Currency markets are increasingly turning to U.S. fiscal and trade policies as the factors most likely to shape the U.S. dollar’s direction in 2017. Many have said a protectionist approach to global trade will be positive for the greenback based on boosting exports and reducing imports. A few historical and present-day realities suggest otherwise.
At the core of Donald Trump’s protectionist foray lies his plan to cut income tax rates and slash corporate taxes from 35% to 15%. These will be financed by the border adjustment tax, designed to tax U.S. importers and remove any levies on exporters, thus aimed at boosting U.S. manufacturing. The proposal faces staunch opposition from retailers, oil refiners and automakers whose products contain a high level of imported content, thereby raising prices on U.S. consumers. What kind of surge in labor and input costs would that pose on U.S. importers? This is a question for their shareholders and their workers.
The proposed tax cuts are estimated to add $7.2 trillion to the national debt over the next decade. This implies the return of the U.S. budget deficit among the high profile red flags in USD fundamentals. The deficit bottomed to 2.6% of GDP in 2001 before worsening to a cycle peak of 3.8% of GDP in 2004. The deficit then improved to -1.0% of GDP in 2007 before rising to 10% of GDP in 2010. It finally dropped back to -2.2% in 2016 and is now at 3.1% of GDP. Each of the lows in the deficit coincided with a peak in the USD Index. This suggests that the highs in the USD seen earlier this year comprise a major top in the currency. That would especially be the case as the rest of the world begins to scale back their policy easing and/or tightening as inflation rates move higher.
What about the rest of the world? The European Union and other U.S. trading partners are already preparing the groundwork for a legal challenge to the border tax proposal in a move estimated to be almost 100 times greater than the largest World Trade Organization (WTO) lawsuit to date. And if president Trump goes on with his threat to ignore the WTO ruling, a global trade war becomes much more than a theoretical possibility.
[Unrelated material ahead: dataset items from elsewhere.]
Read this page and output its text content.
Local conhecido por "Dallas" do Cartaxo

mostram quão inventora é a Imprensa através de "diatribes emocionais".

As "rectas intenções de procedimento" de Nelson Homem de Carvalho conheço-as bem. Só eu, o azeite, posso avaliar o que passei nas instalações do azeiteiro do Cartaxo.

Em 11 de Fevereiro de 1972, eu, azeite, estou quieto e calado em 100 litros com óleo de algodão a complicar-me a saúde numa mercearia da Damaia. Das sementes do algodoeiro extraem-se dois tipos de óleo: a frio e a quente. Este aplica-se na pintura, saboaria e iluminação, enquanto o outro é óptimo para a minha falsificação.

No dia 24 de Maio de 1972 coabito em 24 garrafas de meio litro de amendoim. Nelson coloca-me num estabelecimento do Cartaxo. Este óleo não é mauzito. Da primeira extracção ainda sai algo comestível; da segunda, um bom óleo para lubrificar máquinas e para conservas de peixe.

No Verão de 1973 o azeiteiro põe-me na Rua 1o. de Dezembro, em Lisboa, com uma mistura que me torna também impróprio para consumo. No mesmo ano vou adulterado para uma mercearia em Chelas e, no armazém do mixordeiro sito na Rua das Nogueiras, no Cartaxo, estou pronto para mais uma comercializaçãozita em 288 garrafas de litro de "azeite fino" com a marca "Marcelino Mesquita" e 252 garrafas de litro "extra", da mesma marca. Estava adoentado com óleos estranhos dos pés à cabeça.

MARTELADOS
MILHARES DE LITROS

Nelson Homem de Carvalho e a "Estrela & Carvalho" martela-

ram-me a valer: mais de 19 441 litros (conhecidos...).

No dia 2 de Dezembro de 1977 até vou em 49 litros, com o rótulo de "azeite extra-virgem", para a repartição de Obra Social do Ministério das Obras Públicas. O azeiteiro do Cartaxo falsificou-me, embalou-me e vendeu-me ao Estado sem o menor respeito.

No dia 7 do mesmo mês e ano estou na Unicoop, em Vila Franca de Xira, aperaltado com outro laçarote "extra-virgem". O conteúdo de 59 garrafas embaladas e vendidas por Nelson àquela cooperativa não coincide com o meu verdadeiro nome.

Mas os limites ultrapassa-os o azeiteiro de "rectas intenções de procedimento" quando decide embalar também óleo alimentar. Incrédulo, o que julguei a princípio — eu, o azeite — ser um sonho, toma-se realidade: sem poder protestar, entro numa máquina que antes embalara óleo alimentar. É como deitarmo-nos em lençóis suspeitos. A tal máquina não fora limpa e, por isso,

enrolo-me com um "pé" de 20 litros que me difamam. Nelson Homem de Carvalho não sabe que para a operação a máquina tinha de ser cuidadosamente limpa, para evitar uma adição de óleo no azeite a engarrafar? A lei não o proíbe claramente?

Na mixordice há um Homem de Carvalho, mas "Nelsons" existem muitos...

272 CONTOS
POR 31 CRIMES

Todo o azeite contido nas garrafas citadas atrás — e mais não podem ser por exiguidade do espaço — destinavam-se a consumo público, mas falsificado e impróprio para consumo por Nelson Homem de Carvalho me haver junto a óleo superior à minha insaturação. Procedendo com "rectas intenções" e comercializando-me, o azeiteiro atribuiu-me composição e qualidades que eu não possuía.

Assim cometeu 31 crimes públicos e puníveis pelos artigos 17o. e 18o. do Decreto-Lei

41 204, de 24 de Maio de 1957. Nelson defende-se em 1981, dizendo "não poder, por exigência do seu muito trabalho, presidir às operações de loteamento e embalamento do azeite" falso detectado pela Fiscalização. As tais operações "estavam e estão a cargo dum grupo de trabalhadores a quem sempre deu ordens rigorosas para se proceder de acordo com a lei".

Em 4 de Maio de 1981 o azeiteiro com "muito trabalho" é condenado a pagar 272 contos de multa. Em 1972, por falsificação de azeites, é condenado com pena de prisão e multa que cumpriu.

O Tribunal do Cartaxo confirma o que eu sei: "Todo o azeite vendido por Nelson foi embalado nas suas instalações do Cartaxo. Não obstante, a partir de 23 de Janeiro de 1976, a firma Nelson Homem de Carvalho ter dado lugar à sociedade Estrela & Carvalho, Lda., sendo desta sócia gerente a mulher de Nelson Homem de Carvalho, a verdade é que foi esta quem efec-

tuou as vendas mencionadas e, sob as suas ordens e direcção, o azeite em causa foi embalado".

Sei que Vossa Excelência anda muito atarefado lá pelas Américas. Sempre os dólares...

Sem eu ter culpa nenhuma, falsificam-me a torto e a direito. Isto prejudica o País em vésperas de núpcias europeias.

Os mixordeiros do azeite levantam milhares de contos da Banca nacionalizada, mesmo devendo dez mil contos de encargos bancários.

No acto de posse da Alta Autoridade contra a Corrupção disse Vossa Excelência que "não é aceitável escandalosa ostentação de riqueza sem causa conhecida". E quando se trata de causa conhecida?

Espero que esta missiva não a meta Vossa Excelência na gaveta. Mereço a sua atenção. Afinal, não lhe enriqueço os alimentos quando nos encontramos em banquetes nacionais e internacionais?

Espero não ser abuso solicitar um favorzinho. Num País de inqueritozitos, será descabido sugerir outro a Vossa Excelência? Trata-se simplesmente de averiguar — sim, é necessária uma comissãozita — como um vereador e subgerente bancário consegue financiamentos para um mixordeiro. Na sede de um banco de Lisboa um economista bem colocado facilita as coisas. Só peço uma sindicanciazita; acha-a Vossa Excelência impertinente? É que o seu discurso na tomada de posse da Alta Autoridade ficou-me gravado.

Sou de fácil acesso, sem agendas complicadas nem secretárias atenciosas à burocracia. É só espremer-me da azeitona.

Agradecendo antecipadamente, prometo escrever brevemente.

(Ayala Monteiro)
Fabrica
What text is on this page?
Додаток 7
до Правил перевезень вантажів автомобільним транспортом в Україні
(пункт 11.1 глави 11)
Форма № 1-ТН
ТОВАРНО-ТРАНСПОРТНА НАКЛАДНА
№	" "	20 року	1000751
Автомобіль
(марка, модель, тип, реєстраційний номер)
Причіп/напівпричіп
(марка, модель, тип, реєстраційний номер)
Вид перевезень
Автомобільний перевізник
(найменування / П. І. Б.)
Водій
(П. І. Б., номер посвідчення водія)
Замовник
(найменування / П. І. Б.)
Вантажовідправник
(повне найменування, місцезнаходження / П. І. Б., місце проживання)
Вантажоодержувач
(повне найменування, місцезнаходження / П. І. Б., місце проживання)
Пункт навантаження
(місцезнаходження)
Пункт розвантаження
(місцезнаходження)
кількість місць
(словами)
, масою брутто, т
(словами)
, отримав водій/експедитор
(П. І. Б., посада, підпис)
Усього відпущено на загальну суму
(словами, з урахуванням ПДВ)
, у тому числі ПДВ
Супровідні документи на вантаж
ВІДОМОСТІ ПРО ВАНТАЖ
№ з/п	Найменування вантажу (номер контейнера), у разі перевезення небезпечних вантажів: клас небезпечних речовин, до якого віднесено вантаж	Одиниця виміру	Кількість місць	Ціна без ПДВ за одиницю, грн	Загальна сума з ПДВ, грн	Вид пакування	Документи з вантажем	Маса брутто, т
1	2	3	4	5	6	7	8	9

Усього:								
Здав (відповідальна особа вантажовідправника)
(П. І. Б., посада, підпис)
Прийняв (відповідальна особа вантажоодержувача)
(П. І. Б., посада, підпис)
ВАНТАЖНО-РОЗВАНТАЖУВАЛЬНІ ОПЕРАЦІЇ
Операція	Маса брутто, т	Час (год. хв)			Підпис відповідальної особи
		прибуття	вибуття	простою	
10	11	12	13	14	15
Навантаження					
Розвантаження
Don’t expect U.S. trading partners to sit quietly by. Indeed, the notion that Trump’s planned protectionist measures (tariffs and border adjustment taxes) will be USD-positive is predicated on an unrealistic world view in which Mexico, China and other U.S. trading partners would just sit back and watch without any retaliatory action. We are no longer in the 1980s or 1990s when U.S. trading partners operated in a closed world, unaccountable to any global free trade bodies. U.S. trade actions are no longer going unanswered. The most recent example was when the George W. Bush administration had to reverse the 2001 steel tariffs after the EU threatened to target Florida’s orange juice and Detroit’s autos. Imagine what the Chinese could do today.
Since the 1990s, currency traders have consistently sold the U.S. dollar at each occasion where the U.S. adopted protectionist measures (Reagan vs. Japan in 1983-84 and George W. Bush with foreign steel).
It is no surprise that Bush’s war declaration on foreign steel in late 2001 aimed at saving the bankrupt Rust Belt in order to boost his mid-term election chances coincided with the peak of the USD bull market in February 2002. By the time the WTO fined the United States $2 billion in sanctions, the U.S. dollar had lost 12% before falling into a seven-year bear market.
We have most likely seen the top in the U.S. Dollar Index while any attempt to retest the 103.80s highs will be an invitation to sell.